Я заметил: нерусские с большой охотой, с каким-то удовольствием, наслаждением пользуются русским матом. Даже люди, считающие себя интеллигентами. Для них, видать, похабщина на чужом языке не выглядит такой отталкивающей, как на своем. А может быть, тут что-то другое: ткнуть меня, русского, в мое же дерьмо?
Нет, не мог я научить Матильду нашему мату. Не мог я себе представить ее, с ясными глазами выплевывающую похабные слова… хоть бы даже среди своих немцев, в похабщине этой ничего не смыслящих.
Впрочем, Матильду мое нежелание научить ее русскому schimpfen ничуть не обидело.

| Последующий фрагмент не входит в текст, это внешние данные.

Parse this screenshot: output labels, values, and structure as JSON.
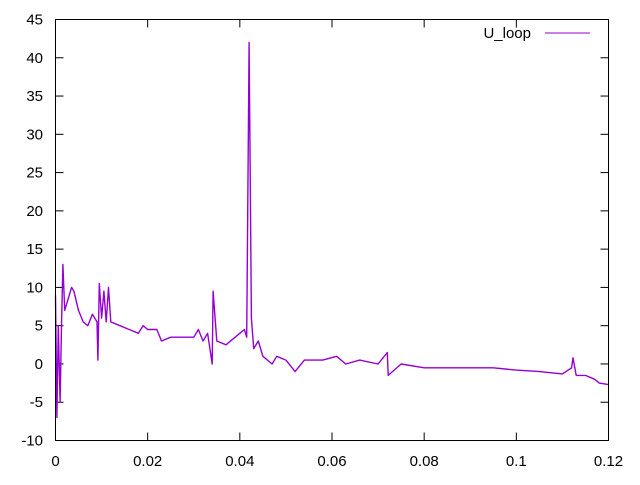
{
  "chart_data": {
    "type": "line",
    "title": "",
    "xlabel": "",
    "ylabel": "",
    "xlim": [
      0,
      0.12
    ],
    "ylim": [
      -10,
      45
    ],
    "xticks": [
      0,
      0.02,
      0.04,
      0.06,
      0.08,
      0.1,
      0.12
    ],
    "xtick_labels": [
      "0",
      "0.02",
      "0.04",
      "0.06",
      "0.08",
      "0.1",
      "0.12"
    ],
    "yticks": [
      -10,
      -5,
      0,
      5,
      10,
      15,
      20,
      25,
      30,
      35,
      40,
      45
    ],
    "ytick_labels": [
      "-10",
      "-5",
      "0",
      "5",
      "10",
      "15",
      "20",
      "25",
      "30",
      "35",
      "40",
      "45"
    ],
    "grid": false,
    "legend": "top-right",
    "series": [
      {
        "name": "U_loop",
        "color": "#9400d3",
        "points": [
          [
            0,
            9
          ],
          [
            0.0003,
            -7
          ],
          [
            0.0006,
            5
          ],
          [
            0.001,
            -5
          ],
          [
            0.0013,
            5
          ],
          [
            0.0016,
            13
          ],
          [
            0.002,
            7
          ],
          [
            0.003,
            9
          ],
          [
            0.0035,
            10
          ],
          [
            0.004,
            9.5
          ],
          [
            0.005,
            7
          ],
          [
            0.006,
            5.5
          ],
          [
            0.007,
            5
          ],
          [
            0.008,
            6.5
          ],
          [
            0.009,
            5.5
          ],
          [
            0.0092,
            0.5
          ],
          [
            0.0095,
            10.5
          ],
          [
            0.01,
            6
          ],
          [
            0.0105,
            9.5
          ],
          [
            0.011,
            5.5
          ],
          [
            0.0115,
            10
          ],
          [
            0.012,
            5.5
          ],
          [
            0.014,
            5
          ],
          [
            0.016,
            4.5
          ],
          [
            0.018,
            4
          ],
          [
            0.019,
            5
          ],
          [
            0.02,
            4.5
          ],
          [
            0.022,
            4.5
          ],
          [
            0.023,
            3
          ],
          [
            0.025,
            3.5
          ],
          [
            0.028,
            3.5
          ],
          [
            0.03,
            3.5
          ],
          [
            0.031,
            4.5
          ],
          [
            0.032,
            3
          ],
          [
            0.033,
            4
          ],
          [
            0.034,
            0
          ],
          [
            0.0342,
            9.5
          ],
          [
            0.035,
            3
          ],
          [
            0.037,
            2.5
          ],
          [
            0.039,
            3.5
          ],
          [
            0.04,
            4
          ],
          [
            0.041,
            4.5
          ],
          [
            0.0415,
            3.5
          ],
          [
            0.042,
            42
          ],
          [
            0.0425,
            6
          ],
          [
            0.043,
            2
          ],
          [
            0.044,
            3
          ],
          [
            0.045,
            1
          ],
          [
            0.047,
            0
          ],
          [
            0.048,
            1
          ],
          [
            0.05,
            0.5
          ],
          [
            0.052,
            -1
          ],
          [
            0.054,
            0.5
          ],
          [
            0.058,
            0.5
          ],
          [
            0.061,
            1
          ],
          [
            0.063,
            0
          ],
          [
            0.066,
            0.5
          ],
          [
            0.07,
            0
          ],
          [
            0.072,
            1.5
          ],
          [
            0.0722,
            -1.5
          ],
          [
            0.075,
            0
          ],
          [
            0.08,
            -0.5
          ],
          [
            0.085,
            -0.5
          ],
          [
            0.09,
            -0.5
          ],
          [
            0.095,
            -0.5
          ],
          [
            0.1,
            -0.8
          ],
          [
            0.105,
            -1
          ],
          [
            0.11,
            -1.3
          ],
          [
            0.112,
            -0.5
          ],
          [
            0.1123,
            0.8
          ],
          [
            0.113,
            -1.5
          ],
          [
            0.115,
            -1.5
          ],
          [
            0.117,
            -2
          ],
          [
            0.118,
            -2.5
          ],
          [
            0.12,
            -2.7
          ]
        ]
      }
    ]
  }
}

Однажды утром Матильда не пришла к нам на веранду. Я заволновался, не зная, что думать. Миновали полчаса, час, а ее все не было. Сергей, заметив мое беспокойство, зевнул безразлично и изрек:
— Между прочим, вчера заходила Анна-Ануш, спрашивала про вас и сказала, что у вас с немкой анализы крови ухудшились. Билирубин повысился. — Помолчал, добавил глубокомысленно: — Между прочим, с чего бы это?
Я отправился к Матильде.
После того грозового утра мне больше не доводилось заходить к ней в палату ни разу: мы оба опасались, что можем забыться.
Я постучал, услыхал ее голос и открыл дверь.
Все тот же белый полумрак, та же черная копна волос на подушке, только теперь, утром, возле кровати стояла капельница, и шланг от нее тянулся к Матильдиной руке.
— Was ist los, Tildchen?
— Плёхо. Анализ плёхо.
— Warum?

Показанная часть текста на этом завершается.